The women’s team will consist of fellow Dartmouth teammates Sophie Caldwell and Erika Flowers. Caldwell, also a Stratton alum, finished her collegiate career in a photo-finish in the NCAA 15 k classic, in which she was second to Amy Glen (UVM) by mere inches. Flowers, a Bozeman, Montana native, was twice an All-American at NCAAs this year.

Stratton also plans to add two to three more PG athletes to its roster to fill out the training group for both the senior and SMS athletes to work with.

Assembling the team while they finalized its funding was a challenge, said Caldwell.

“In the best of all worlds you have a sugar daddy and say, ‘This is what we can offer.’ We put it out there before we lined up the housing and funding and said, ‘This is what we’re working on.’ We’ll try to have housing and funding for fall camps, Nationals, the eastern circuit and an international trip. That’s our goal, and we [had] to line up athletes at the same time. It’s a chicken-egg thing; if you have these big names it’s easier to raise money.”

In the press release that announced the team selection, Caldwell included an endorsement from Vermonter and American ski legend Bill Koch: “This Elite Team is poised to create a critical mass of energy that once in motion, has the potential to take on a life of its own — reminiscent of a generation ago in southern Vermont.”

Sverre Caldwell, right, instructing an SMS skier. Photo: Herve Pelletier.

Once in motion, Kaeding and Caldwell have a specific kind of momentum in mind for the program — a master’s program, junior camps, work with local club West River Nordic, training days for skiers to join team workouts — “our goal is to be accessible for southern Vermont…to be a hotbed of skiing, and have everyone feel invested in it,” said Caldwell.

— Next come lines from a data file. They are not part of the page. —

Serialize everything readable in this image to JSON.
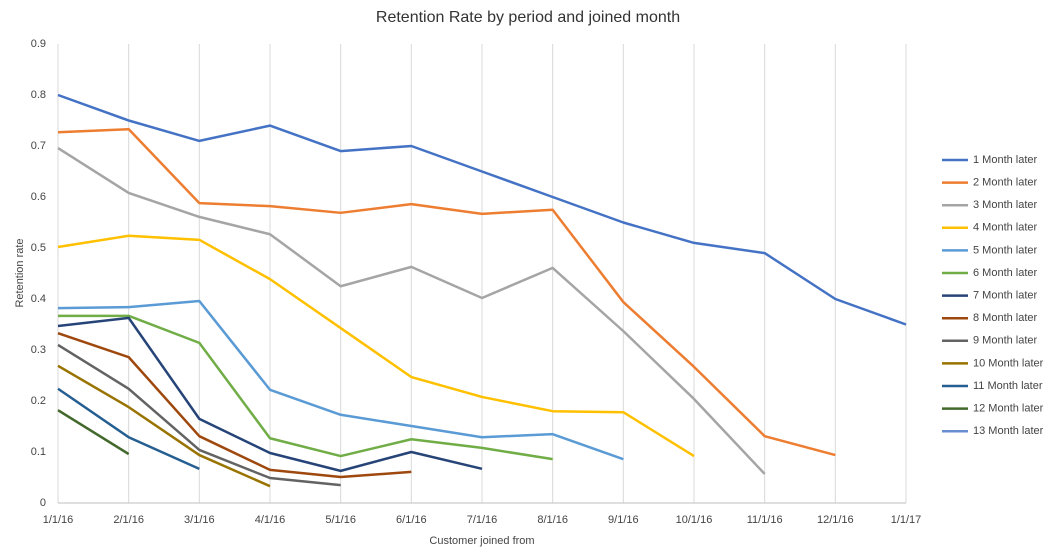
{
  "chart_data": {
    "type": "line",
    "title": "Retention Rate  by period and joined month",
    "x_label": "Customer joined from",
    "y_label": "Retention rate",
    "categories": [
      "1/1/16",
      "2/1/16",
      "3/1/16",
      "4/1/16",
      "5/1/16",
      "6/1/16",
      "7/1/16",
      "8/1/16",
      "9/1/16",
      "10/1/16",
      "11/1/16",
      "12/1/16",
      "1/1/17"
    ],
    "ylim": [
      0,
      0.9
    ],
    "yticks": [
      0,
      0.1,
      0.2,
      0.3,
      0.4,
      0.5,
      0.6,
      0.7,
      0.8,
      0.9
    ],
    "grid": "vertical",
    "legend": "right",
    "series": [
      {
        "name": "1 Month later",
        "color": "#4472c4",
        "values": [
          0.8,
          0.75,
          0.71,
          0.74,
          0.69,
          0.7,
          0.65,
          0.6,
          0.55,
          0.51,
          0.49,
          0.4,
          0.35
        ]
      },
      {
        "name": "2 Month later",
        "color": "#ed7d31",
        "values": [
          0.727,
          0.733,
          0.588,
          0.582,
          0.569,
          0.586,
          0.567,
          0.575,
          0.394,
          0.267,
          0.131,
          0.094,
          null
        ]
      },
      {
        "name": "3 Month later",
        "color": "#a5a5a5",
        "values": [
          0.696,
          0.608,
          0.561,
          0.527,
          0.425,
          0.463,
          0.402,
          0.461,
          0.337,
          0.204,
          0.057,
          null,
          null
        ]
      },
      {
        "name": "4 Month later",
        "color": "#ffc000",
        "values": [
          0.502,
          0.524,
          0.516,
          0.439,
          0.343,
          0.247,
          0.208,
          0.18,
          0.178,
          0.092,
          null,
          null,
          null
        ]
      },
      {
        "name": "5 Month later",
        "color": "#5b9bd5",
        "values": [
          0.382,
          0.384,
          0.396,
          0.222,
          0.173,
          0.151,
          0.129,
          0.135,
          0.086,
          null,
          null,
          null,
          null
        ]
      },
      {
        "name": "6 Month later",
        "color": "#70ad47",
        "values": [
          0.367,
          0.367,
          0.314,
          0.127,
          0.092,
          0.125,
          0.108,
          0.086,
          null,
          null,
          null,
          null,
          null
        ]
      },
      {
        "name": "7 Month later",
        "color": "#264478",
        "values": [
          0.347,
          0.363,
          0.165,
          0.098,
          0.063,
          0.1,
          0.067,
          null,
          null,
          null,
          null,
          null,
          null
        ]
      },
      {
        "name": "8 Month later",
        "color": "#9e480e",
        "values": [
          0.333,
          0.286,
          0.131,
          0.065,
          0.051,
          0.061,
          null,
          null,
          null,
          null,
          null,
          null,
          null
        ]
      },
      {
        "name": "9 Month later",
        "color": "#636363",
        "values": [
          0.31,
          0.224,
          0.104,
          0.049,
          0.035,
          null,
          null,
          null,
          null,
          null,
          null,
          null,
          null
        ]
      },
      {
        "name": "10 Month later",
        "color": "#997300",
        "values": [
          0.269,
          0.188,
          0.094,
          0.033,
          null,
          null,
          null,
          null,
          null,
          null,
          null,
          null,
          null
        ]
      },
      {
        "name": "11 Month later",
        "color": "#255e91",
        "values": [
          0.224,
          0.129,
          0.067,
          null,
          null,
          null,
          null,
          null,
          null,
          null,
          null,
          null,
          null
        ]
      },
      {
        "name": "12 Month later",
        "color": "#43682b",
        "values": [
          0.182,
          0.096,
          null,
          null,
          null,
          null,
          null,
          null,
          null,
          null,
          null,
          null,
          null
        ]
      },
      {
        "name": "13 Month later",
        "color": "#698ed0",
        "values": [
          null,
          null,
          null,
          null,
          null,
          null,
          null,
          null,
          null,
          null,
          null,
          null,
          null
        ]
      }
    ]
  }
}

The formation of the SMS elite team brings the tally of senior programs in the northeast to three. With the Craftsbury Green Racing Project and Maine Winter Sports Center relatively nearby, the ultimate goal is for more local competition to raise everyone’s level of skiing.

“All of a sudden you don’t have to travel all around to get good competition,” said Caldwell. “The more programs in the East, the better. If we can help push the Green team to do better, awesome. The bottom line is skiers on the podium.”